Define geospatial data type

Hi,

How should I define geospatial data columns like points, polygon and multipolygon?

I’m attempting to load .csv and .geojson files containing these data types inside a docker container (omnisci/core-os-cuda:v5.4.1) and define them as GEOMETRY(MULTIPOLYGON, 4326) NOT NULL ENCODING COMPRESSED(32)) or GEOMETRY(POINT, 4326). They are all in longitude/ latitude but I’m not having too much luck loading them. Thanks!

Examples from the New York Subway dataset
> CREATE TABLE IF NOT EXISTS NYCSubway (

Division TEXT ENCODING DICT,
Line TEXT ENCODING DICT,
StationName TEXT ENCODING DICT,
StationLatitude FLOAT,
StationLongitude FLOAT,
Route1 TEXT ENCODING DICT,
Route2 TEXT ENCODING DICT,
Route3 TEXT ENCODING DICT,
Route4 TEXT ENCODING DICT,
Route5 TEXT ENCODING DICT,
Route6 TEXT ENCODING DICT,
Route7 TEXT ENCODING DICT,
Route8 SMALLINT,
Route9 SMALLINT,
Route10 SMALLINT,
Route11 SMALLINT,
EntranceType TEXT ENCODING DICT,
Entry TEXT ENCODING DICT,
ExitOnly TEXT ENCODING DICT,
Vending TEXT ENCODING DICT,
Staffing TEXT ENCODING DICT,
StaffHours TEXT ENCODING DICT,
ADA TEXT ENCODING DICT,
ADANotes TEXT ENCODING DICT,
FreeCrossover TEXT ENCODING DICT,
NorthSouthStreet TEXT ENCODING DICT,
EastWestStreet TEXT ENCODING DICT,
Corner TEXT ENCODING DICT,
EntranceLatitude FLOAT,
EntranceLongitude FLOAT,
StationLocation GEOMETRY(POINT, 4326) NOT NULL ENCODING COMPRESSED(32),
EntranceLocation GEOMETRY(POINT, 4326) NOT NULL ENCODING COMPRESSED(32));

omnisql> COPY NYCSubway FROM ‘/omnisci-storage/NYC_Transit_Subway_Entrance_And_Exit_Data.csv’ WITH (header=‘true’, lonlat=‘true’);

Result

Loaded: 0 recs, Rejected: 1868 recs in 1.050000 secs

Hi @bycxgto,

You can look at the logs to find out what is going wrong with your import of data.

the logs are located into [mapd_storage]/data/mapd_logs/omnisci_server.INFO that deafults to
/var/lib/omnisci/data/mapd_log/omnisci_server.INFO

For each record discarded, you should find the reason for rejects.

tried to import the file into the table and I’m getting those errors

2020-11-17T18:15:42.745738 E 16 12 geo_types.cpp:666 Geospatial Import Error: GeoGeoFactory Error: unsupported geometry type
2020-11-17T18:15:42.745753 E 16 12 Importer.cpp:2064 Input exception thrown: Failed to extract valid geometry from row 87 for column StationLocation. Row discarded. Data: (BMT Brighton Brighton Beach 40.577621 -73.961376 B Q Stair YES YES FULL FALSE TRUE Branch 7 St Brighton Beach Rd SE 40.577746 -73.960231 (40.577621, -73.961376) (40.577746, -73.960231))

the geometry is invalid because the importer is expecting the ind of geometry is going to import (POINT, POLYGON, or whatever) while into the dataset nothing is specified or if you want to use the lonlat parameter, you have to remove the double quotes and parenthesis, because the loader is expecting two float numbers.

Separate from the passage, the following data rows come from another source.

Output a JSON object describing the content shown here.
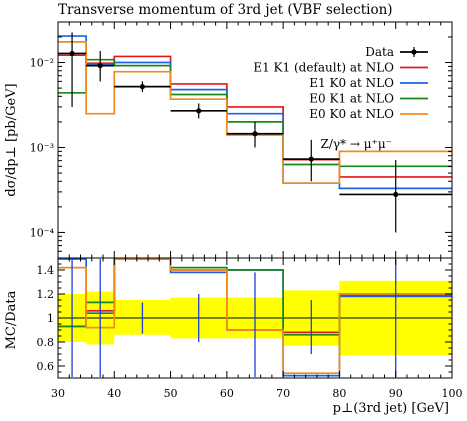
{
  "chart_data": [
    {
      "type": "line",
      "title": "Transverse momentum of 3rd jet (VBF selection)",
      "ylabel": "dσ/dp⊥ [pb/GeV]",
      "xlabel": "",
      "yscale": "log",
      "xlim": [
        30,
        100
      ],
      "ylim": [
        5e-05,
        0.03
      ],
      "process_label": "Z/γ* → μ⁺μ⁻",
      "bin_edges": [
        30,
        35,
        40,
        50,
        60,
        70,
        80,
        100
      ],
      "y_ticks": [
        {
          "value": 0.0001,
          "label": "10⁻⁴"
        },
        {
          "value": 0.001,
          "label": "10⁻³"
        },
        {
          "value": 0.01,
          "label": "10⁻²"
        }
      ],
      "legend_position": "top-right",
      "data": {
        "name": "Data",
        "color": "#000000",
        "values": [
          0.0128,
          0.0092,
          0.0052,
          0.0027,
          0.00145,
          0.00073,
          0.00028
        ],
        "err_low": [
          0.0098,
          0.0032,
          0.0007,
          0.0005,
          0.00045,
          0.00033,
          0.00018
        ],
        "err_high": [
          0.0098,
          0.0045,
          0.0008,
          0.0006,
          0.00055,
          0.0005,
          0.00043
        ]
      },
      "series": [
        {
          "name": "E1 K1 (default) at NLO",
          "color": "#e31a1c",
          "values": [
            0.0122,
            0.0098,
            0.0118,
            0.0056,
            0.003,
            0.00072,
            0.00045
          ]
        },
        {
          "name": "E1 K0 at NLO",
          "color": "#1f62e6",
          "values": [
            0.0205,
            0.0096,
            0.01,
            0.0048,
            0.0025,
            0.00038,
            0.00033
          ]
        },
        {
          "name": "E0 K1 at NLO",
          "color": "#18881c",
          "values": [
            0.0044,
            0.0108,
            0.0092,
            0.0042,
            0.002,
            0.00063,
            0.0006
          ]
        },
        {
          "name": "E0 K0 at NLO",
          "color": "#f28b1c",
          "values": [
            0.0175,
            0.0025,
            0.0078,
            0.0037,
            0.0014,
            0.00038,
            0.0009
          ]
        }
      ]
    },
    {
      "type": "line",
      "ylabel": "MC/Data",
      "xlabel": "p⊥(3rd jet) [GeV]",
      "xlim": [
        30,
        100
      ],
      "ylim": [
        0.5,
        1.5
      ],
      "y_ticks": [
        {
          "value": 0.6,
          "label": "0.6"
        },
        {
          "value": 0.8,
          "label": "0.8"
        },
        {
          "value": 1.0,
          "label": "1"
        },
        {
          "value": 1.2,
          "label": "1.2"
        },
        {
          "value": 1.4,
          "label": "1.4"
        }
      ],
      "x_ticks": [
        {
          "value": 30,
          "label": "30"
        },
        {
          "value": 40,
          "label": "40"
        },
        {
          "value": 50,
          "label": "50"
        },
        {
          "value": 60,
          "label": "60"
        },
        {
          "value": 70,
          "label": "70"
        },
        {
          "value": 80,
          "label": "80"
        },
        {
          "value": 90,
          "label": "90"
        },
        {
          "value": 100,
          "label": "100"
        }
      ],
      "band_color": "#ffff00",
      "band": {
        "low": [
          0.8,
          0.78,
          0.86,
          0.83,
          0.83,
          0.77,
          0.69
        ],
        "high": [
          1.2,
          1.22,
          1.15,
          1.17,
          1.17,
          1.23,
          1.31
        ]
      },
      "series": [
        {
          "name": "E1 K1 (default) at NLO",
          "color": "#e31a1c",
          "values": [
            0.93,
            1.06,
            1.55,
            1.4,
            0.9,
            0.88,
            1.19
          ]
        },
        {
          "name": "E1 K0 at NLO",
          "color": "#1f62e6",
          "values": [
            1.55,
            1.04,
            1.55,
            1.38,
            1.4,
            0.52,
            1.18
          ]
        },
        {
          "name": "E0 K1 at NLO",
          "color": "#18881c",
          "values": [
            0.93,
            1.13,
            1.55,
            1.42,
            1.4,
            0.86,
            1.2
          ]
        },
        {
          "name": "E0 K0 at NLO",
          "color": "#f28b1c",
          "values": [
            1.42,
            0.92,
            1.52,
            1.4,
            0.9,
            0.54,
            1.2
          ]
        }
      ],
      "data_errors": {
        "centers": [
          32.5,
          37.5,
          45,
          55,
          65,
          75,
          90
        ],
        "low": [
          0.5,
          0.5,
          0.87,
          0.8,
          0.5,
          0.7,
          0.5
        ],
        "high": [
          1.5,
          1.5,
          1.13,
          1.2,
          1.38,
          1.15,
          1.5
        ]
      }
    }
  ]
}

changing the file this way

Division,Line,Station Name,Station Latitude,Station     Longitude,Route1,Route2,Route3,Route4,Route5,Route6,Route7,Route8,Route9,Route10,Route11,Entrance Type,Entry,Exit Only,Vending,Staffing,Staff Hours,ADA,ADA Notes,Free Crossover,North South Street,East West Street,Corner,Entrance Latitude,Entrance Longitude,Station Location,Entrance Location
    BMT,4 Avenue,25th St,40.660397,-73.998091,R,,,,,,,,,,,Stair,YES,,YES,NONE,,FALSE,,FALSE,4th Ave,25th St,SW,40.660489,-73.99822,40.660397, -73.998091,40.660489, -73.99822
    BMT,4 Avenue,25th St,40.660397,-73.998091,R,,,,,,,,,,,Stair,YES,,YES,FULL,,FALSE,,FALSE,4th Ave,25th St,SE,40.660323,-73.997952,40.660397, -73.998091,40.660323, -73.997952

COPY NYCSubway FROM ‘/omnisci-storage/NYC_Transit_Subway_Entrance_And_Exit_Data.csv’ WITH (header=‘true’, lonlat=‘true’);
Loaded: 2 recs, Rejected: 0 recs in 0.094000 secs

Hi @candido.dessanti thanks for pointing it out. Turns out the StationLocation and EntranceLocation were created as (lat,lon) pair not the other way round. So the format isn’t supported and hence the error.

Yap, I am providing some examples of how to change the file.

I’m not sure you can mix lonlat with other geometries imports, but I want to find out :wink:

Changing this way

    BMT,4 Avenue,25th St,40.660397,-73.998091,R,,,,,,,,,,,Stair,YES,,YES,NONE,,FALSE,,FALSE,4th Ave,25th St,SW,40.660489,-73.99822," POINT(40.660397 -73.998091)"," POINT(40.660489 -73.99822)"
    BMT,4 Avenue,25th St,40.660397,-73.998091,R,,,,,,,,,,,Stair,YES,,YES,FULL,,FALSE,,FALSE,4th Ave,25th St,SE,40.660323,-73.997952,"POINT (40.660397 -73.998091)","POINT (40.660323 -73.997952)"

with this copy command
COPY NYCSubway FROM ‘/omnisci-storage/NYC_Transit_Subway_Entrance_And_Exit_Data.csv’ WITH (header=‘true’);

works; and you can also define station latitude/longitude and Entrance latitude/longitude as points turning the lonlat to false mixed with other geometries

COPY NYCSubway3 FROM ‘/omnisci-storage/NYC_Transit_Subway_Entrance_And_Exit_Data.csv’ WITH (header=‘true’,lonlat=‘false’)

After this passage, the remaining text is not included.